Chapter 1 Attitudes and conduct
Childbirth is a physiological function. It is natural that women should want to perform this function in the way that they consider most appropriate. Individual preconceived ideas, the media, and social and cultural background all contribute in varying degrees to the expectations of the woman in labour. Safety of the woman and fetus or newborn must be the prime objective. However, the birth of a baby should also be remembered as a happy and enriching experience. Labour can only be deemed to have been successfully conducted when these ideals are satisfied.
• A congenial atmosphere should be maintained to emphasise the concept that labour and delivery are not illnesses. This should not lead us to believe that a degree of professionalism is not respected by women or their attendant partners. Anxiety is associated with childbirth. Modesty is not automatically relinquished merely because a woman is in labour. Decorum and suitable attire enhance this rapport.

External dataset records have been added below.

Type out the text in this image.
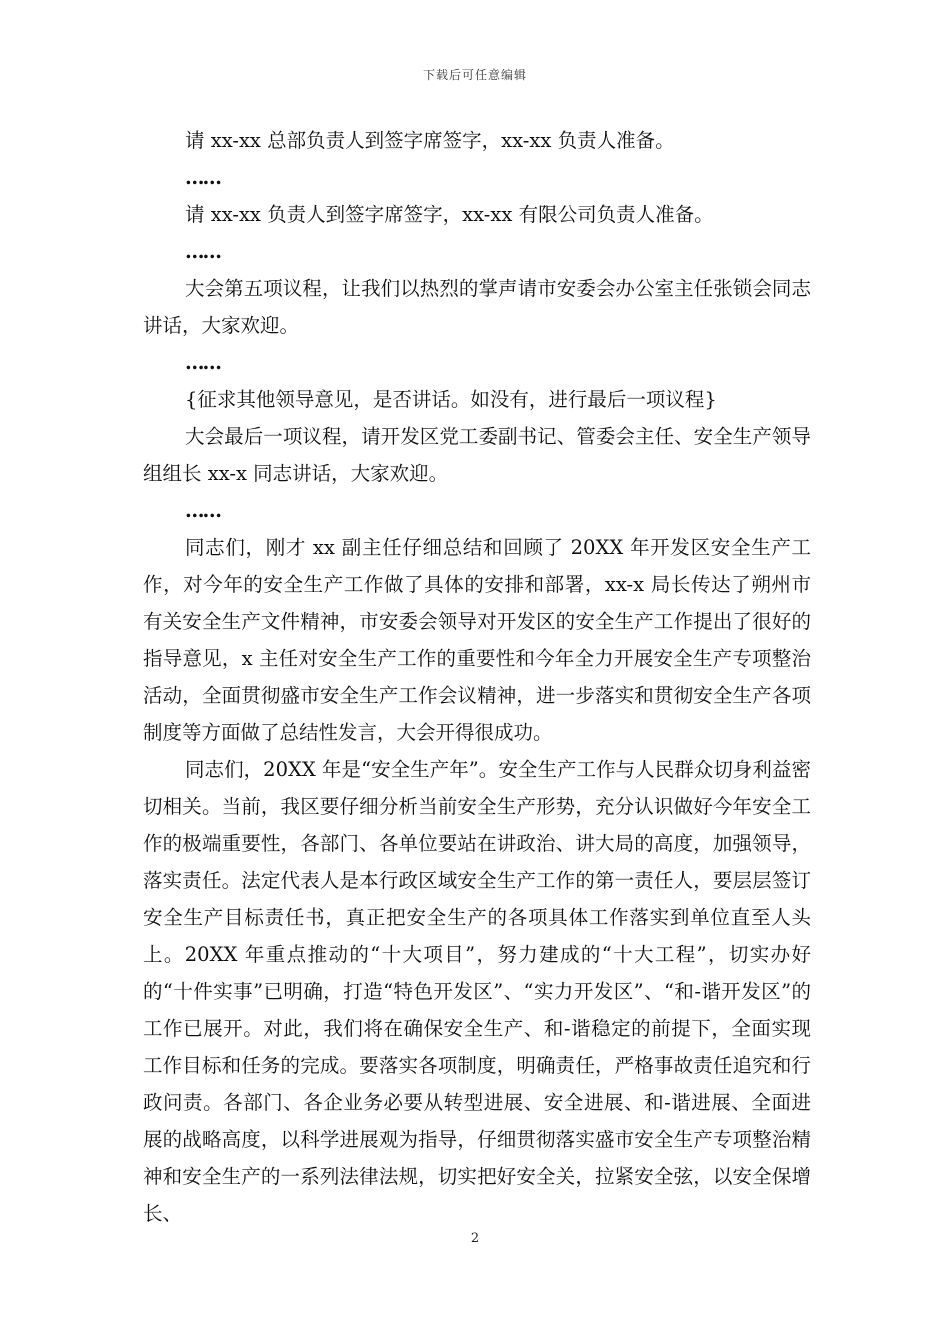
下载后可任意编辑

请 xx-xx 总部负责人到签字席签字，xx-xx 负责人准备。

……

请 xx-xx 负责人到签字席签字，xx-xx 有限公司负责人准备。

……

大会第五项议程，让我们以热烈的掌声请市安委会办公室主任张锁会同志讲话，大家欢迎。

……

{征求其他领导意见，是否讲话。如没有，进行最后一项议程}

大会最后一项议程，请开发区党工委副书记、管委会主任、安全生产领导组组长 xx-x 同志讲话，大家欢迎。

……

同志们，刚才 xx 副主任仔细总结和回顾了 20XX 年开发区安全生产工作，对今年的安全生产工作做了具体的安排和部署，xx-x 局长传达了朔州市有关安全生产文件精神，市安委会领导对开发区的安全生产工作提出了很好的指导意见，x 主任对安全生产工作的重要性和今年全力开展安全生产专项整治活动，全面贯彻盛市安全生产工作会议精神，进一步落实和贯彻安全生产各项制度等方面做了总结性发言，大会开得很成功。

同志们，20XX 年是“安全生产年”。安全生产工作与人民群众切身利益密切相关。当前，我区要仔细分析当前安全生产形势，充分认识做好今年安全工作的极端重要性，各部门、各单位要站在讲政治、讲大局的高度，加强领导，落实责任。法定代表人是本行政区域安全生产工作的第一责任人，要层层签订安全生产目标责任书，真正把安全生产的各项具体工作落实到单位直至人头上。20XX 年重点推动的“十大项目”，努力建成的“十大工程”，切实办好的“十件实事”已明确，打造“特色开发区”、“实力开发区”、“和-谐开发区”的工作已展开。对此，我们将在确保安全生产、和-谐稳定的前提下，全面实现工作目标和任务的完成。要落实各项制度，明确责任，严格事故责任追究和行政问责。各部门、各企业务必要从转型进展、安全进展、和-谐进展、全面进展的战略高度，以科学进展观为指导，仔细贯彻落实盛市安全生产专项整治精神和安全生产的一系列法律法规，切实把好安全关，拉紧安全弦，以安全保增长、

2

• The shift system for staffing means it is seldom possible for the same medical team to attend for the whole course of labour, although supervision remains the prerogative of the obstetrician in charge. All attendants should have a thorough knowledge of the woman’s history and preferences. This will avoid inadvertent comments which prejudice rapport and undermine confidence.

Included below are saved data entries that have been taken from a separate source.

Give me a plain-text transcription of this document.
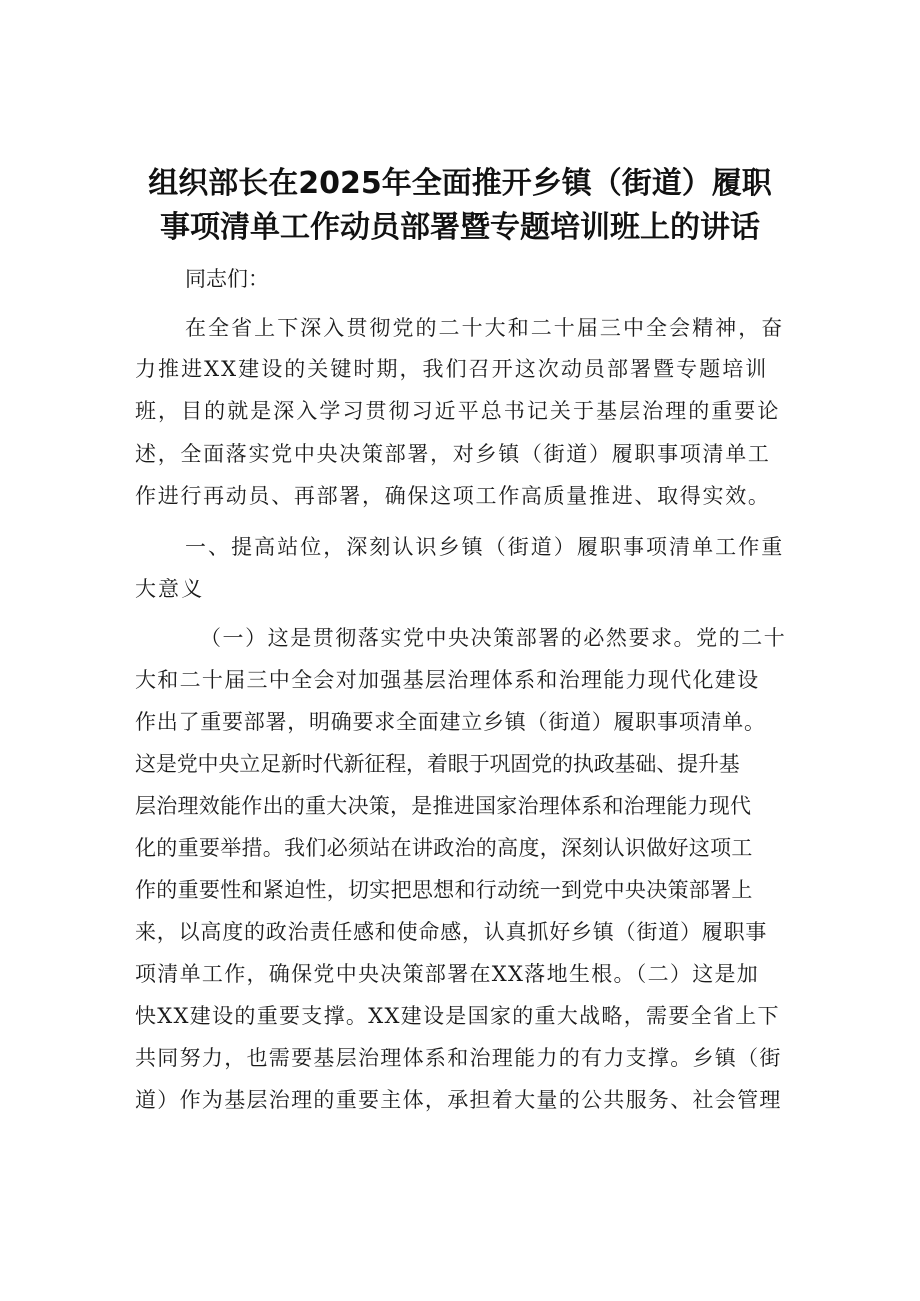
组织部长在2025年全面推开乡镇（街道）履职
事项清单工作动员部署暨专题培训班上的讲话
同志们：
在全省上下深入贯彻党的二十大和二十届三中全会精神，奋
力推进XX建设的关键时期，我们召开这次动员部署暨专题培训
班，目的就是深入学习贯彻习近平总书记关于基层治理的重要论
述，全面落实党中央决策部署，对乡镇（街道）履职事项清单工
作进行再动员、再部署，确保这项工作高质量推进、取得实效。
一、提高站位，深刻认识乡镇（街道）履职事项清单工作重
大意义
（一）这是贯彻落实党中央决策部署的必然要求。党的二十
大和二十届三中全会对加强基层治理体系和治理能力现代化建设
作出了重要部署，明确要求全面建立乡镇（街道）履职事项清单。
这是党中央立足新时代新征程，着眼于巩固党的执政基础、提升基
层治理效能作出的重大决策，是推进国家治理体系和治理能力现代
化的重要举措。我们必须站在讲政治的高度，深刻认识做好这项工
作的重要性和紧迫性，切实把思想和行动统一到党中央决策部署上
来，以高度的政治责任感和使命感，认真抓好乡镇（街道）履职事
项清单工作，确保党中央决策部署在XX落地生根。（二）这是加
快XX建设的重要支撑。XX建设是国家的重大战略，需要全省上下
共同努力，也需要基层治理体系和治理能力的有力支撑。乡镇（街
道）作为基层治理的重要主体，承担着大量的公共服务、社会管理
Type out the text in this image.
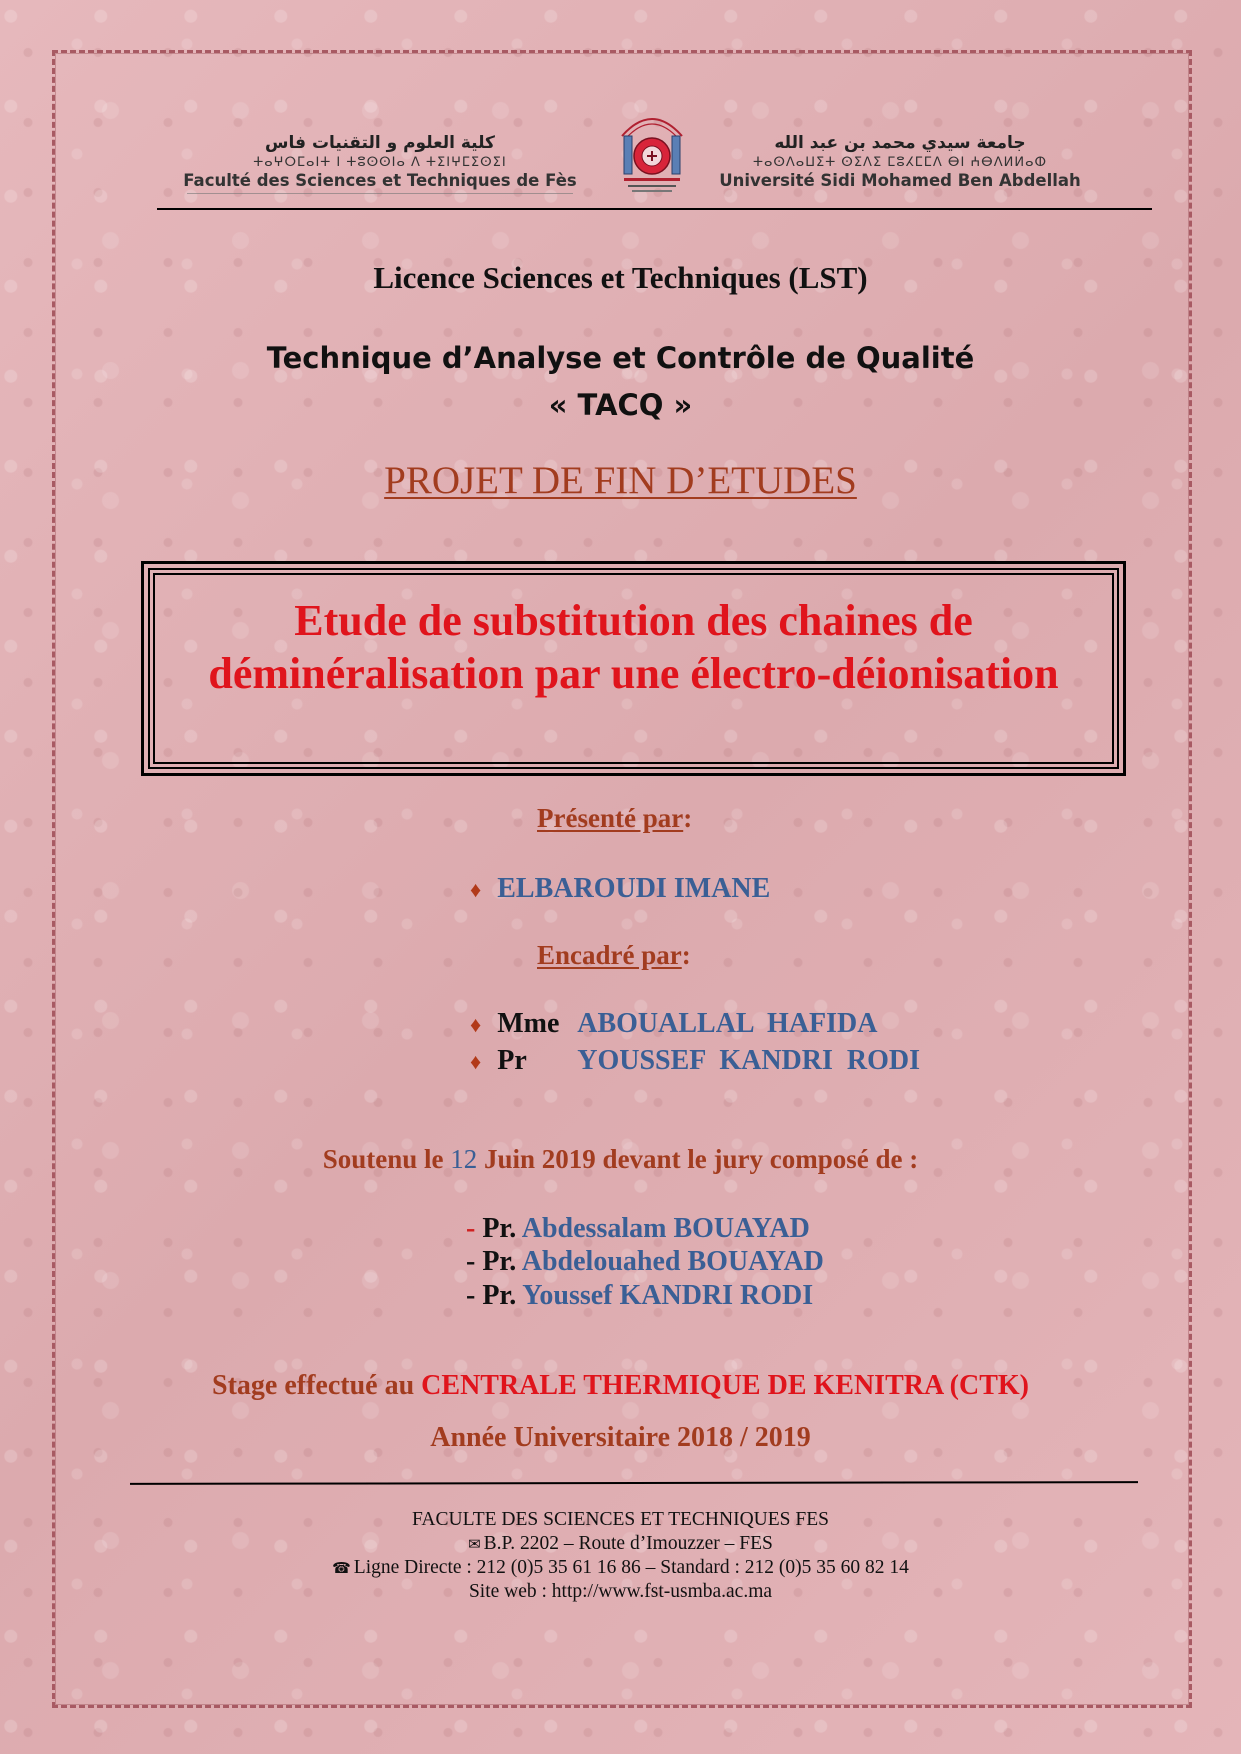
كلية العلوم و التقنيات فاس
ⵜⴰⵖⵔⵎⴰⵏⵜ ⵏ ⵜⵓⵙⵙⵏⴰ ⴷ ⵜⵉⵏⵖⵎⵉⵙⵉⵏ
Faculté des Sciences et Techniques de Fès
جامعة سيدي محمد بن عبد الله
ⵜⴰⵙⴷⴰⵡⵉⵜ ⵙⵉⴷⵉ ⵎⵓⵃⵎⵎⴷ ⴱⵏ ⵄⴱⴷⵍⵍⴰⵀ
Université Sidi Mohamed Ben Abdellah
Licence Sciences et Techniques (LST)
Technique d’Analyse et Contrôle de Qualité
« TACQ »
PROJET DE FIN D’ETUDES
Etude de substitution des chaines de
déminéralisation par une électro-déionisation
Présenté par:
♦ ELBAROUDI IMANE
Encadré par:
♦ Mme ABOUALLAL  HAFIDA
♦ Pr YOUSSEF  KANDRI  RODI
Soutenu le 12 Juin 2019 devant le jury composé de :
- Pr. Abdessalam BOUAYAD
- Pr. Abdelouahed BOUAYAD
- Pr. Youssef KANDRI RODI
Stage effectué au CENTRALE THERMIQUE DE KENITRA (CTK)
Année Universitaire 2018 / 2019
FACULTE DES SCIENCES ET TECHNIQUES FES
✉ B.P. 2202 – Route d’Imouzzer – FES
☎ Ligne Directe : 212 (0)5 35 61 16 86 – Standard : 212 (0)5 35 60 82 14
Site web : http://www.fst-usmba.ac.ma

• Modern technology is used in the labour ward to enhance the safety of the woman and fetus. When the reasons for its use and the value of its application are explained, these instruments and special equipment will be viewed by parents as ancillary aids rather than an intrusion. For example, showing the woman and her partner the pattern of some basic fetal heart rate recordings can invite a sense of additional involvement and commitment.

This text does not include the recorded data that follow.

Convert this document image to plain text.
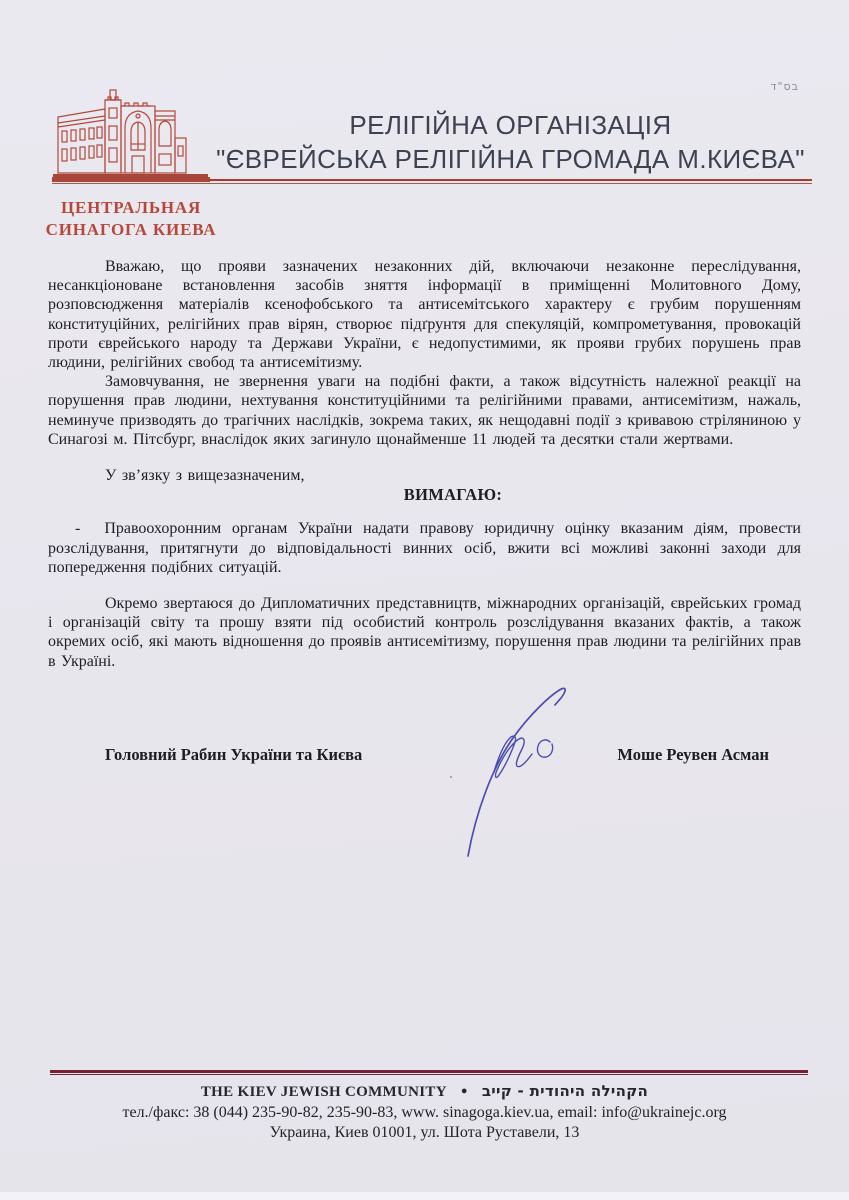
בס"ד
РЕЛІГІЙНА ОРГАНІЗАЦІЯ
"ЄВРЕЙСЬКА РЕЛІГІЙНА ГРОМАДА М.КИЄВА"
ЦЕНТРАЛЬНАЯ
СИНАГОГА КИЕВА

Вважаю, що прояви зазначених незаконних дій, включаючи незаконне переслідування, несанкціоноване встановлення засобів зняття інформації в приміщенні Молитовного Дому, розповсюдження матеріалів ксенофобського та антисемітського характеру є грубим порушенням конституційних, релігійних прав вірян, створює підґрунтя для спекуляцій, компрометування, провокацій проти єврейського народу та Держави України, є недопустимими, як прояви грубих порушень прав людини, релігійних свобод та антисемітизму.

Замовчування, не звернення уваги на подібні факти, а також відсутність належної реакції на порушення прав людини, нехтування конституційними та релігійними правами, антисемітизм, нажаль, неминуче призводять до трагічних наслідків, зокрема таких, як нещодавні події з кривавою стріляниною у Синагозі м. Пітсбург, внаслідок яких загинуло щонайменше 11 людей та десятки стали жертвами.

У зв’язку з вищезазначеним,

ВИМАГАЮ:

- Правоохоронним органам України надати правову юридичну оцінку вказаним діям, провести розслідування, притягнути до відповідальності винних осіб, вжити всі можливі законні заходи для попередження подібних ситуацій.

Окремо звертаюся до Дипломатичних представництв, міжнародних організацій, єврейських громад і організацій світу та прошу взяти під особистий контроль розслідування вказаних фактів, а також окремих осіб, які мають відношення до проявів антисемітизму, порушення прав людини та релігійних прав в Україні.

Головний Рабин України та Києва	Моше Реувен Асман
THE KIEV JEWISH COMMUNITY ● הקהילה היהודית - קייב
тел./факс: 38 (044) 235-90-82, 235-90-83, www. sinagoga.kiev.ua, email: info@ukrainejc.org
Украина, Киев 01001, ул. Шота Руставели, 13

• For women with their own preferences for the conduct of labour, ascertain the type of antenatal preparation she has had. Within reason, support the concepts and practices she expects. Introduction of alternative practices or procedures at this late stage can confuse, with the resultant loss of confidence. Special preferences which may endanger the woman and fetus should be fully discussed, preferably during the antenatal period, so that risk can be explained and minimised. Flexibility in the attitude of the attendant staff is all important, but it is an indictment against our training and values if we jeopardise the welfare of our charges by subscribing without comment to fashionable idiosyncrasies that we believe may put them at risk of possible medical hazards.
• Husbands or partners are encouraged to stay with the women throughout labour. Demanding or aggressive behaviour on their part may reflect feelings of helplessness in the perceived situation or guilt because they have subjected their partner to the traumas of childbirth. Ensure a woman is comfortable, and if needed there is ready access to analgesia. Ask after the woman’s comfort when her partner is present so that he can be verbally reassured by her. If a woman is obviously overreacting, explain in the presence of the partner that such behaviour is not conducive to an atmosphere of calm for the birth of their baby. This direct approach reinforces communication between the partners to benefit all concerned.